3. cmavo definitions have been rewritten according to common sense, removing cryptic words (as well as JCB's pseudo-English legacy). BPFK definitions from the tiki have been taken into account.

4. Anti-hermeneutics mechanism. Lojban is a lost language as shown by endless discussions in IRC and these mriste of what this or that word really means (a hermeneutics situation). Such discussions end either in “this is the most useful interpretation” or “this makes no sense”. What the authors of gismu places really meant can probably no longer be known. Here at Stage 2 for every place of every brivla usage example has been provided. Usage examples of te bridi array elements missing at time of Stage 2 were forced to appear. Korpora Zei Sisku tool and FrameNet, British National Corpus,, help from various Lojbanists here in the three mriste and in the IRC channel has helped a lot to complete this task.

4a. No place in usage example should be filled with KOhA or LA sumti - this is a requirement for an example to be successful. If this requirement is not fulfilled this might be an indication that such place can't be filled with anything else.

4b. Exception: “taxon” te sumti don't have usage examples since they mark names of taxons and thus la is applicable there (Lojbanized Linnaean names).

5. As of now the source is in a google spreadsheet, definitions are assembled from such pieces as “x1,”x2”,..., text between them, from type declarations of each place (e.g. “(entity)”). Examples and place keywords no matter how many of them are joined with their translations and attached to the definitions. Similarly, for cmavo. The result is then displayed on a separate list in a mediawiki-friendly format so that it can be easily pasted to a mediawiki page as shown in the link above.

5a. Luckily, no macros/scripts are needed. Embedded default spreadsheet functions are enough. CONCATENATE, IF, OR, VLOOKUP, REGEXREPLACE are among most frequent functions generating the Dictionary.

5b.

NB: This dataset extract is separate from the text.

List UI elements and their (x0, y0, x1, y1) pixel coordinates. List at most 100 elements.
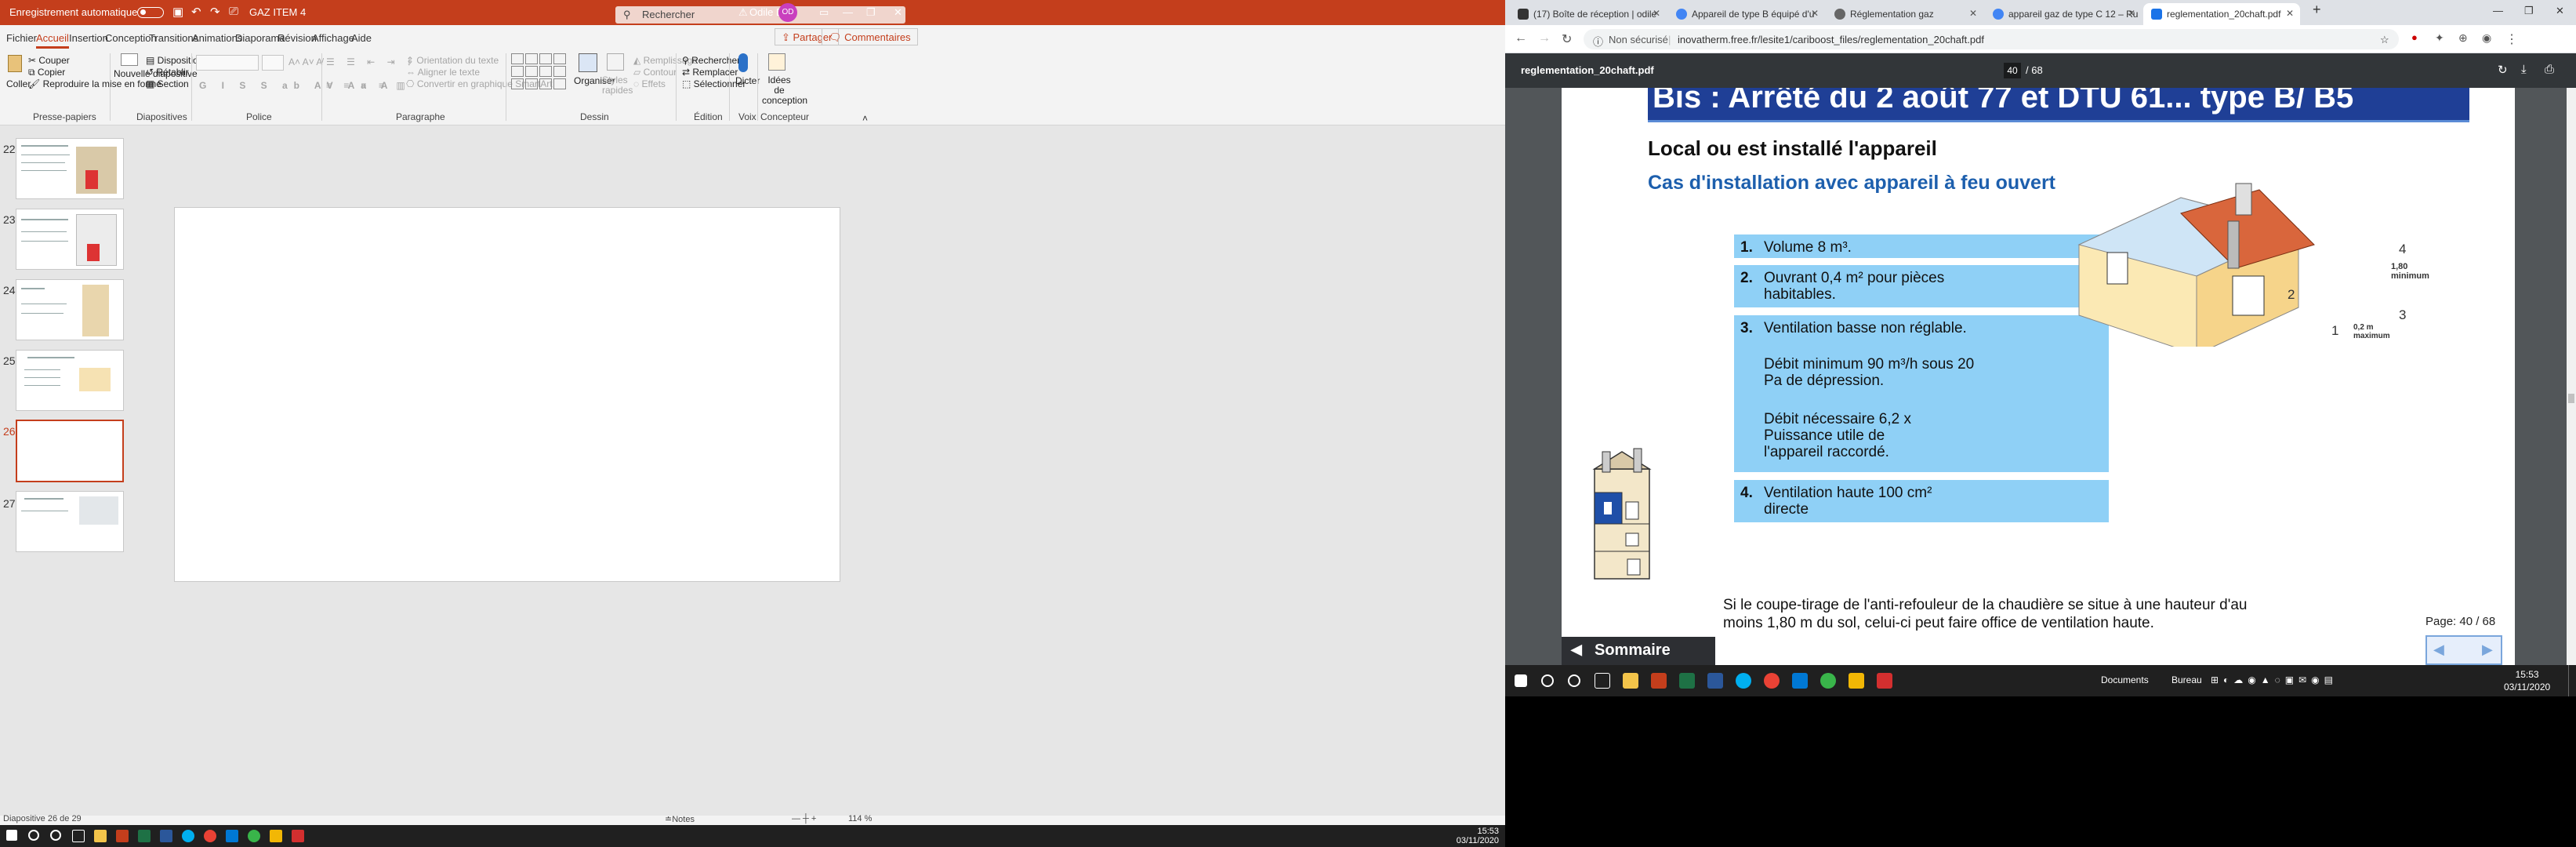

A special URL can be generated showing the latest version of the Dictionary.

Future work

This dictionary isn't an official project, it is a trade-off between official wordlists, CLL, later BPFK work, IRC community live usage, and the level of coverage of the semantic space.

01. For 99% of the language we now have at least one opinion so that any clarification or a rival opinion on a given usage example, any te bridi array element, glosswords, definition etc. can now be listened to and pushed into the dictionary.

02. New output formats can now be suggested apart from mediawiki, e.g. latex. Improvements to the existing output can now be suggested.